The GABAA receptor is a ligand-gated chloride channel that, upon binding the neurotransmitter GABA, mediates neuronal inhibition throughout the brain. In addition to binding GABA, the receptor is allosterically modulated by a variety of therapeutic agents, such as benzodiazepines (BZ) and barbiturates, that bind to distinct sites on the receptor. Many GABAA receptor subunits (α1-6, β1-3, γ1-3, δ, ε, θ and π) exist and are preferentially assembled into pentameric structures within the endoplasmic reticulum (ER). Once assembled, the receptors are exported to the cell surface to participate in GABAergic neurotransmission. Surprisingly, little is known regarding receptor biogenesis despite the obvious importance of this process for maintaining appropriate levels of cell surface receptors. Using a recombinant expression system, we have recently discovered that the neurotransmitter GABA can act as a ligand chaperone in the ER to promote receptor biogenesis, thus increasing surface expression of GABAA receptors. The proposed studies will further investigate this finding. These experiments will examine 1) if GABA acts as a physiological ligand chaperone of native GABAA receptors in primary neuronal cultures; 2) whether the GABA chaperone effect displays receptor subtype selectivity; 3) whether AAV-GAD67 transduction can promote GABA chaperoning in neuronal cultures and 4) the mechanism by which the ligand chaperoning occurs. Experiments will be conducted on recombinant GABAA receptors expressed in HEK 293 cells as well as native receptors in primary neuronal cultures. A multifaceted approach involving fluorescence confocal microscopy, flow cytometry and biochemical techniques will be used.
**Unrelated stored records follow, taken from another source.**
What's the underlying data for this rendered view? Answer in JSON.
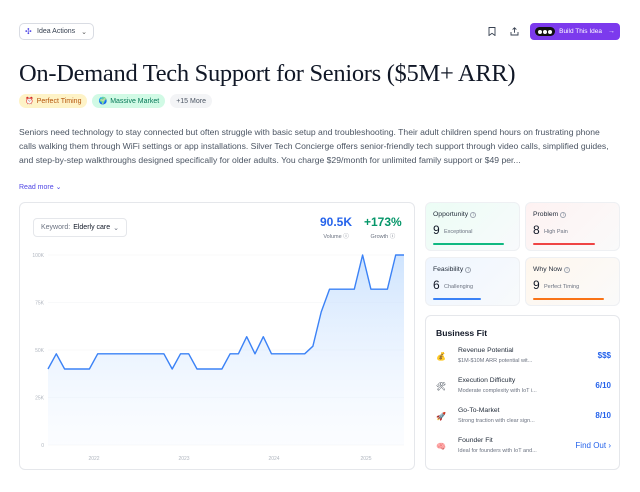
{
  "toolbar": {
    "idea_actions_label": "Idea Actions",
    "build_label": "Build This Idea"
  },
  "title": "On-Demand Tech Support for Seniors ($5M+ ARR)",
  "tags": [
    {
      "icon": "⏰",
      "label": "Perfect Timing"
    },
    {
      "icon": "🌍",
      "label": "Massive Market"
    },
    {
      "label": "+15 More"
    }
  ],
  "description": "Seniors need technology to stay connected but often struggle with basic setup and troubleshooting. Their adult children spend hours on frustrating phone calls walking them through WiFi settings or app installations. Silver Tech Concierge offers senior-friendly tech support through video calls, simplified guides, and step-by-step walkthroughs designed specifically for older adults. You charge $29/month for unlimited family support or $49 per...",
  "read_more": "Read more",
  "keyword": {
    "prefix": "Keyword:",
    "value": "Elderly care"
  },
  "metrics": {
    "volume": {
      "value": "90.5K",
      "label": "Volume",
      "color": "#2563eb"
    },
    "growth": {
      "value": "+173%",
      "label": "Growth",
      "color": "#059669"
    }
  },
  "chart_data": {
    "type": "area",
    "y_ticks": [
      "100K",
      "75K",
      "50K",
      "25K",
      "0"
    ],
    "x_ticks": [
      "2022",
      "2023",
      "2024",
      "2025"
    ],
    "ylim": [
      0,
      100
    ],
    "values": [
      40,
      48,
      40,
      40,
      40,
      40,
      48,
      48,
      48,
      48,
      48,
      48,
      48,
      48,
      48,
      40,
      48,
      48,
      40,
      40,
      40,
      40,
      48,
      48,
      57,
      48,
      57,
      48,
      48,
      48,
      48,
      48,
      52,
      70,
      82,
      82,
      82,
      82,
      100,
      82,
      82,
      82,
      100,
      100
    ],
    "line_color": "#3b82f6"
  },
  "scores": {
    "opportunity": {
      "title": "Opportunity",
      "value": "9",
      "label": "Exceptional"
    },
    "problem": {
      "title": "Problem",
      "value": "8",
      "label": "High Pain"
    },
    "feasibility": {
      "title": "Feasibility",
      "value": "6",
      "label": "Challenging"
    },
    "why_now": {
      "title": "Why Now",
      "value": "9",
      "label": "Perfect Timing"
    }
  },
  "business_fit": {
    "title": "Business Fit",
    "rows": [
      {
        "icon": "💰",
        "title": "Revenue Potential",
        "sub": "$1M-$10M ARR potential wit...",
        "value": "$$$"
      },
      {
        "icon": "🛠",
        "title": "Execution Difficulty",
        "sub": "Moderate complexity with IoT i...",
        "value": "6/10"
      },
      {
        "icon": "🚀",
        "title": "Go-To-Market",
        "sub": "Strong traction with clear sign...",
        "value": "8/10"
      },
      {
        "icon": "🧠",
        "title": "Founder Fit",
        "sub": "Ideal for founders with IoT and...",
        "value": "Find Out ›"
      }
    ]
  }
}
GABAA受体是一种配体门控的氯离子通道，与神经递质GABA结合后，在整个大脑中介导神经元抑制。除了结合GABA外，该受体还受到多种治疗药物的变构调节，如苯二氮卓类药物（BZ）和巴比妥酸盐，它们与受体上的不同位点结合。许多GABAA受体亚基（α1-6, β1-3, γ1-3, δ, ε， θ和π）在内质网（ER）内优先组装成五聚体结构。一旦组装，受体被输出到细胞表面参与gaba能神经传递。令人惊讶的是，尽管这一过程对于维持细胞表面受体的适当水平具有明显的重要性，但对受体的生物发生知之甚少。利用重组表达系统，我们最近发现神经递质GABA可以作为内质网中的配体伴侣，促进受体的生物发生，从而增加GABAA受体的表面表达。拟议的研究将进一步调查这一发现。这些实验将检验1)GABA是否在原代神经元培养中作为天然GABAA受体的生理配体伴侣；2) GABA伴侣效应是否表现出受体亚型选择性；3) AAV-GAD67的转导是否能促进GABA在神经元培养中的伴侣行为，4)这种配体伴侣行为发生的机制。实验将在HEK 293细胞中表达重组GABAA受体，以及在原代神经元培养中表达天然受体。将采用多方面的方法，包括荧光共聚焦显微镜、流式细胞术和生化技术。